In another historical footnote, the access road to the meadow takes off from near the old railroad grade crossing west of town. Most of today’s local residents post-date the removal of that railroad overpass, which provided logging access to the lands on and around Black Butte. For years, it provided a convenient landmark for eastbound travelers. “Just turn left immediately after the railroad overpass,” we could tell visitors headed to my parents’ place at the north end of Indian Ford Road. So, it was against a rather historical backdrop that we decided to re-explore Glaze Meadow area on a bright sunny day last week.

There is some ecological sensitivity in the important riparian and forest lands that surround this area. Among the special plant species found here is the rare Peck’s penstemon, an unusual wildflower found almost nowhere outside the Sisters Ranger District. It is for this reason that the Forest Service has taken special measures over the last couple of decades to preserve and restore the area.

Much of the Glaze Forest project area was clearcut in the 1930s and contains second growth ponderosa pines that are being groomed toward a pre-logging era old growth forest outcome. Toward that end, quite a bit of the smaller new growth timber has been removed, which, combined with other measures — including mosaic thinning — has reduced wildfire danger to the area and to Black Butte Ranch.

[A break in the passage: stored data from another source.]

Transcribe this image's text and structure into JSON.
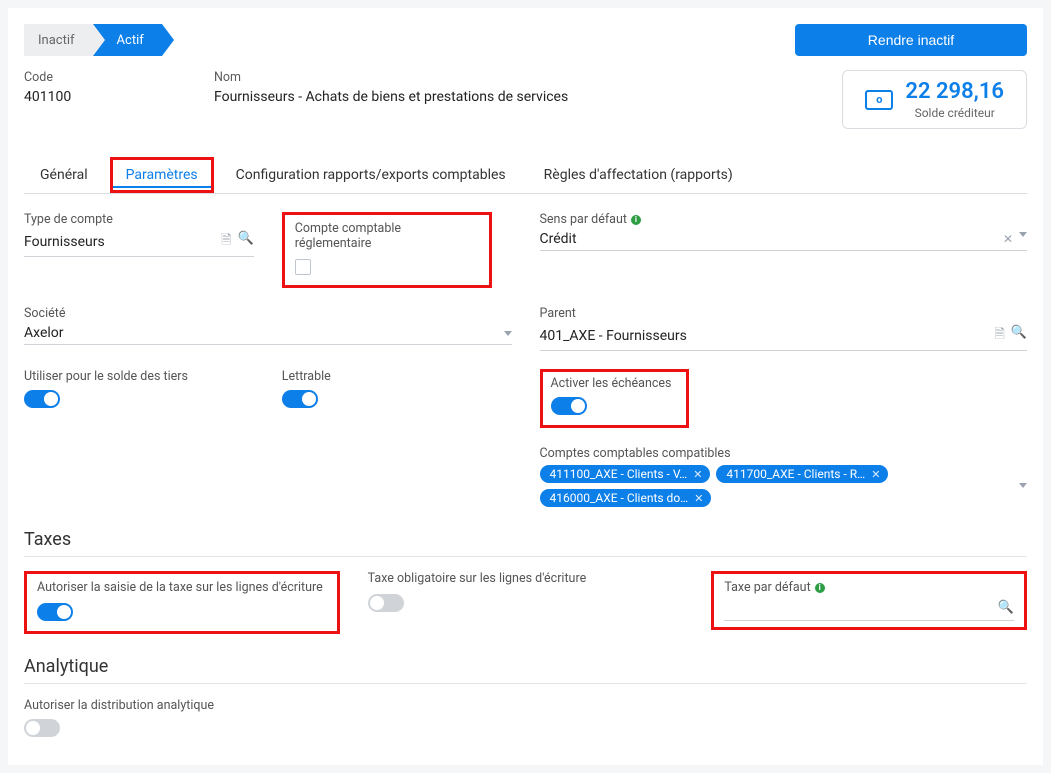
{
  "status": {
    "inactive": "Inactif",
    "active": "Actif",
    "deactivate_button": "Rendre inactif"
  },
  "header": {
    "code_label": "Code",
    "code_value": "401100",
    "name_label": "Nom",
    "name_value": "Fournisseurs - Achats de biens et prestations de services",
    "balance_amount": "22 298,16",
    "balance_label": "Solde créditeur"
  },
  "tabs": {
    "general": "Général",
    "parameters": "Paramètres",
    "config": "Configuration rapports/exports comptables",
    "rules": "Règles d'affectation (rapports)"
  },
  "form": {
    "account_type_label": "Type de compte",
    "account_type_value": "Fournisseurs",
    "regulatory_label": "Compte comptable réglementaire",
    "default_direction_label": "Sens par défaut",
    "default_direction_value": "Crédit",
    "company_label": "Société",
    "company_value": "Axelor",
    "parent_label": "Parent",
    "parent_value": "401_AXE - Fournisseurs",
    "third_party_balance_label": "Utiliser pour le solde des tiers",
    "letterable_label": "Lettrable",
    "enable_due_dates_label": "Activer les échéances",
    "compatible_accounts_label": "Comptes comptables compatibles",
    "chips": [
      "411100_AXE - Clients - V…",
      "411700_AXE - Clients - R…",
      "416000_AXE - Clients do…"
    ]
  },
  "taxes": {
    "section": "Taxes",
    "allow_tax_entry_label": "Autoriser la saisie de la taxe sur les lignes d'écriture",
    "tax_required_label": "Taxe obligatoire sur les lignes d'écriture",
    "default_tax_label": "Taxe par défaut"
  },
  "analytic": {
    "section": "Analytique",
    "allow_distribution_label": "Autoriser la distribution analytique"
  }
}
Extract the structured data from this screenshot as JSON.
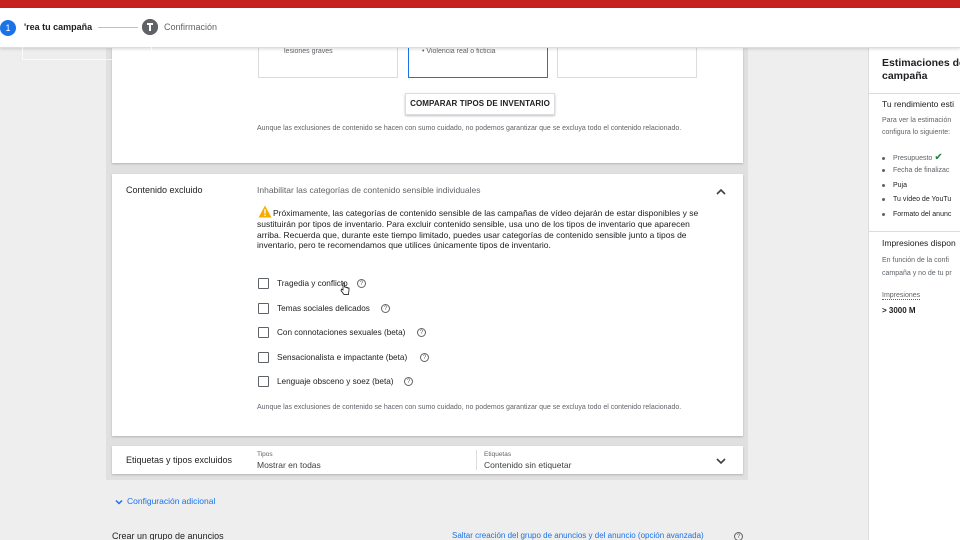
{
  "stepper": {
    "step1_number": "1",
    "step1_label": "'rea tu campaña",
    "step2_label": "Confirmación"
  },
  "inventory": {
    "boxes": [
      {
        "text": "lesiones graves"
      },
      {
        "text": "• Violencia real o ficticia"
      },
      {
        "text": ""
      }
    ],
    "compare_button": "COMPARAR TIPOS DE INVENTARIO",
    "disclaimer": "Aunque las exclusiones de contenido se hacen con sumo cuidado, no podemos garantizar que se excluya todo el contenido relacionado."
  },
  "excluded": {
    "title": "Contenido excluido",
    "subtitle": "Inhabilitar las categorías de contenido sensible individuales",
    "warning": "Próximamente, las categorías de contenido sensible de las campañas de vídeo dejarán de estar disponibles y se sustituirán por tipos de inventario. Para excluir contenido sensible, usa uno de los tipos de inventario que aparecen arriba. Recuerda que, durante este tiempo limitado, puedes usar categorías de contenido sensible junto a tipos de inventario, pero te recomendamos que utilices únicamente tipos de inventario.",
    "options": [
      {
        "label": "Tragedia y conflicto",
        "checked": false
      },
      {
        "label": "Temas sociales delicados",
        "checked": false
      },
      {
        "label": "Con connotaciones sexuales (beta)",
        "checked": false
      },
      {
        "label": "Sensacionalista e impactante (beta)",
        "checked": false
      },
      {
        "label": "Lenguaje obsceno y soez (beta)",
        "checked": false
      }
    ],
    "help_glyph": "?",
    "disclaimer": "Aunque las exclusiones de contenido se hacen con sumo cuidado, no podemos garantizar que se excluya todo el contenido relacionado."
  },
  "labels": {
    "title": "Etiquetas y tipos excluidos",
    "types_caption": "Tipos",
    "types_value": "Mostrar en todas",
    "labels_caption": "Etiquetas",
    "labels_value": "Contenido sin etiquetar"
  },
  "additional_config": "Configuración adicional",
  "ad_group": {
    "title": "Crear un grupo de anuncios",
    "skip_link": "Saltar creación del grupo de anuncios y del anuncio (opción avanzada)"
  },
  "estimates": {
    "title": "Estimaciones de campaña",
    "performance_title": "Tu rendimiento esti",
    "intro_line1": "Para ver la estimación",
    "intro_line2": "configura lo siguiente:",
    "items": [
      {
        "label": "Presupuesto",
        "done": true
      },
      {
        "label": "Fecha de finalizac",
        "done": false
      },
      {
        "label": "Puja",
        "done": false
      },
      {
        "label": "Tu vídeo de YouTu",
        "done": false
      },
      {
        "label": "Formato del anunc",
        "done": false
      }
    ],
    "check_glyph": "✔",
    "impressions_title": "Impresiones dispon",
    "impressions_desc_line1": "En función de la confi",
    "impressions_desc_line2": "campaña y no de tu pr",
    "impressions_label": "Impresiones",
    "impressions_value": "> 3000 M"
  },
  "colors": {
    "brand_red": "#c5221f",
    "accent_blue": "#1a73e8",
    "warning_yellow": "#f9ab00",
    "success_green": "#188038"
  }
}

Mosaic thinning results in a diverse habitat of finished forest which resembles historic forests with gaps, clumps, snags, atypical “character trees,” and patches of trees of different ages. The end result is a forest of varied appearance, rather than one with a homogenous parklike setting.

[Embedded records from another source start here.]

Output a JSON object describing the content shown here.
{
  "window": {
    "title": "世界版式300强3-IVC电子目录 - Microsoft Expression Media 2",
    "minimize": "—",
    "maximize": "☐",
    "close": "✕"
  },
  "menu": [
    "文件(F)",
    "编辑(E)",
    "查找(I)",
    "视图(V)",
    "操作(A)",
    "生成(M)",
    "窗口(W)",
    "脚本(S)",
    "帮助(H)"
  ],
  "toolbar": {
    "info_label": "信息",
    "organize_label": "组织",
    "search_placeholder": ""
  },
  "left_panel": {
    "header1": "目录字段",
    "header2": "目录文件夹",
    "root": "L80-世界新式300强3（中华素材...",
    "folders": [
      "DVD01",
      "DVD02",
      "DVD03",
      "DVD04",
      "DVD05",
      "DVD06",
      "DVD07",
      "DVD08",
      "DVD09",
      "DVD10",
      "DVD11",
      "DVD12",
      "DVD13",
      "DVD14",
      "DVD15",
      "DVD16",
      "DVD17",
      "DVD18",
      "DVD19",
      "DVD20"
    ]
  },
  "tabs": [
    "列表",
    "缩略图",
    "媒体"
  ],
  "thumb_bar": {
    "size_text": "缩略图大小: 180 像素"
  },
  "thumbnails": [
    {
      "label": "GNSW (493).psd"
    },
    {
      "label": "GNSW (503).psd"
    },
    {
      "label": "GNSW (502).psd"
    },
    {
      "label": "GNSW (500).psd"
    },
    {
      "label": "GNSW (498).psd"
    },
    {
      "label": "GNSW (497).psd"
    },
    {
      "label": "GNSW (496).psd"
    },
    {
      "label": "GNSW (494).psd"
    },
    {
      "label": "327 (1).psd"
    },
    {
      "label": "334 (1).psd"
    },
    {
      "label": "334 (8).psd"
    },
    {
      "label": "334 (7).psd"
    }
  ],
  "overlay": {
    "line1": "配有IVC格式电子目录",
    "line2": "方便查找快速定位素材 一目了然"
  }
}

In conjunction with the historically marshy meadow, the principal riparian feature of the area is an upper portion of Indian Ford Creek, where we began our exploration of the area. The principal trail along Glaze Meadow is part of the 100-mile Metolius-Windigo Trail that runs from the Mt. Jefferson Wilderness to the Diamond Peak Wilderness south of Crescent Lake.

Our outing began on the “Met-Win” Trail from the end of the short road off Highway 20 and, almost immediately, crossed Indian Ford Creek on an excellent bridge in a beautiful, dense aspen grove. The last time we were here was in the fall, and the aspens were decked out in their golden autumn finery.

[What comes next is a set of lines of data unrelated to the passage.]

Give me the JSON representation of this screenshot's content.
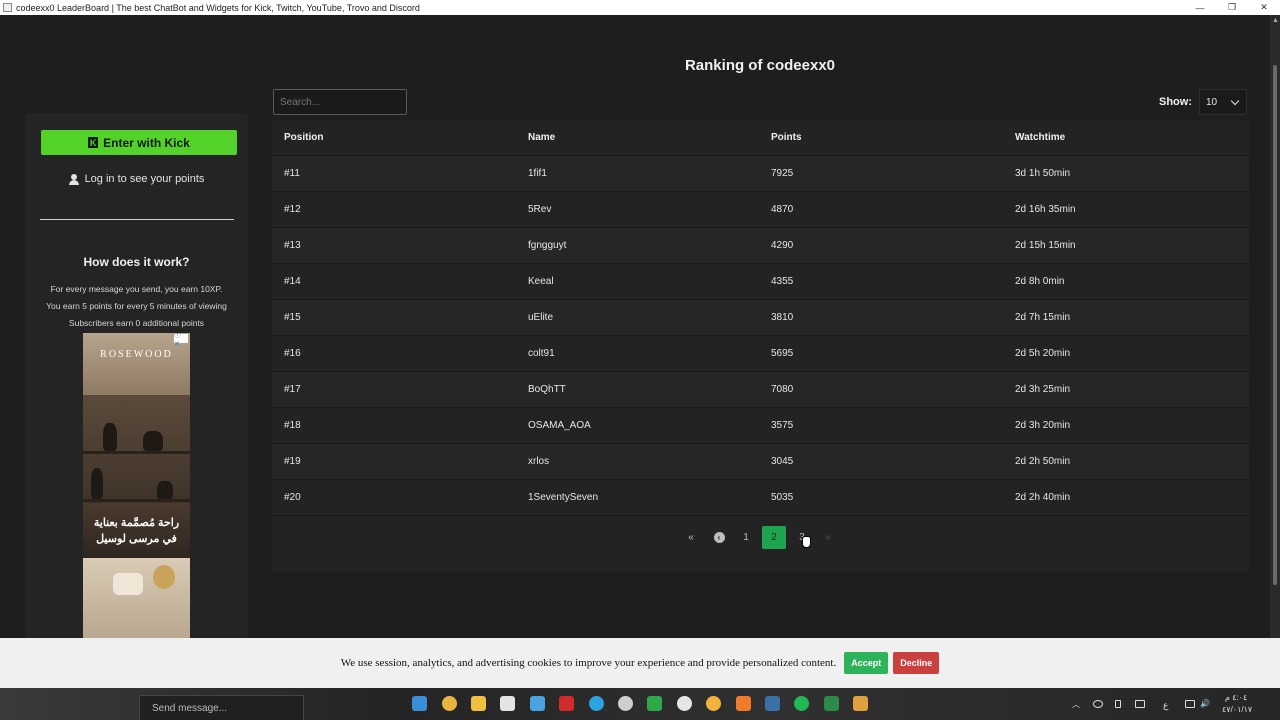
{
  "window": {
    "title": "codeexx0 LeaderBoard | The best ChatBot and Widgets for Kick, Twitch, YouTube, Trovo and Discord"
  },
  "page": {
    "title": "Ranking of codeexx0"
  },
  "sidebar": {
    "kick_button": "Enter with Kick",
    "kick_logo": "K",
    "login_text": "Log in to see your points",
    "how_title": "How does it work?",
    "how_lines": [
      "For every message you send, you earn 10XP.",
      "You earn 5 points for every 5 minutes of viewing",
      "Subscribers earn 0 additional points"
    ],
    "ad": {
      "brand": "ROSEWOOD",
      "choices": "ⓘ ✕",
      "arabic_line1": "راحة مُصمَّمة بعناية",
      "arabic_line2": "في مرسى لوسيل"
    }
  },
  "search": {
    "placeholder": "Search..."
  },
  "show": {
    "label": "Show:",
    "value": "10"
  },
  "table": {
    "headers": [
      "Position",
      "Name",
      "Points",
      "Watchtime"
    ],
    "rows": [
      [
        "#11",
        "1fif1",
        "7925",
        "3d 1h 50min"
      ],
      [
        "#12",
        "5Rev",
        "4870",
        "2d 16h 35min"
      ],
      [
        "#13",
        "fgngguyt",
        "4290",
        "2d 15h 15min"
      ],
      [
        "#14",
        "Keeal",
        "4355",
        "2d 8h 0min"
      ],
      [
        "#15",
        "uElite",
        "3810",
        "2d 7h 15min"
      ],
      [
        "#16",
        "colt91",
        "5695",
        "2d 5h 20min"
      ],
      [
        "#17",
        "BoQhTT",
        "7080",
        "2d 3h 25min"
      ],
      [
        "#18",
        "OSAMA_AOA",
        "3575",
        "2d 3h 20min"
      ],
      [
        "#19",
        "xrlos",
        "3045",
        "2d 2h 50min"
      ],
      [
        "#20",
        "1SeventySeven",
        "5035",
        "2d 2h 40min"
      ]
    ]
  },
  "pagination": {
    "first": "«",
    "prev": "‹",
    "pages": [
      "1",
      "2",
      "3"
    ],
    "active_page": "2",
    "last": "»"
  },
  "cookie": {
    "text": "We use session, analytics, and advertising cookies to improve your experience and provide personalized content.",
    "accept": "Accept",
    "decline": "Decline"
  },
  "taskbar": {
    "send_placeholder": "Send message...",
    "time": "٤:٠٤ م",
    "date": "٤٧/٠١/١٧",
    "lang": "ع"
  },
  "colors": {
    "kick_green": "#53d22a",
    "active_page": "#1ea34e",
    "accept": "#2db35a",
    "decline": "#c9403f"
  }
}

This whole area is absolutely flat, with a network of old trails and logging roads, so there is plenty of room to wander and explore — and socially distance. We were there on a weekend and saw only two other people, and they were at quite a distance. It should be noted, however, that this is also a popular equestrian area, so horse traffic is to be expected.

We took a couple of hours wandering through the woods and stopped for a short break near a Forest Service restoration project along the southeast edge of the meadow. We returned by roughly the same route; but alternates abound, making for unlimited options of hiking distances. Since the area is bounded by Black Butte Ranch and the highway, it’s very difficult to get lost here, unless you have absolutely no sense of direction — in which case, a compass is recommended.

To reach this interesting local historic area, simply travel west from the Sisters roundabout on Highway 20 for about 5 miles. The gravel and dirt road to the edge of Glaze Meadow is on the left, immediately opposite the entrance to Indian Ford Campground.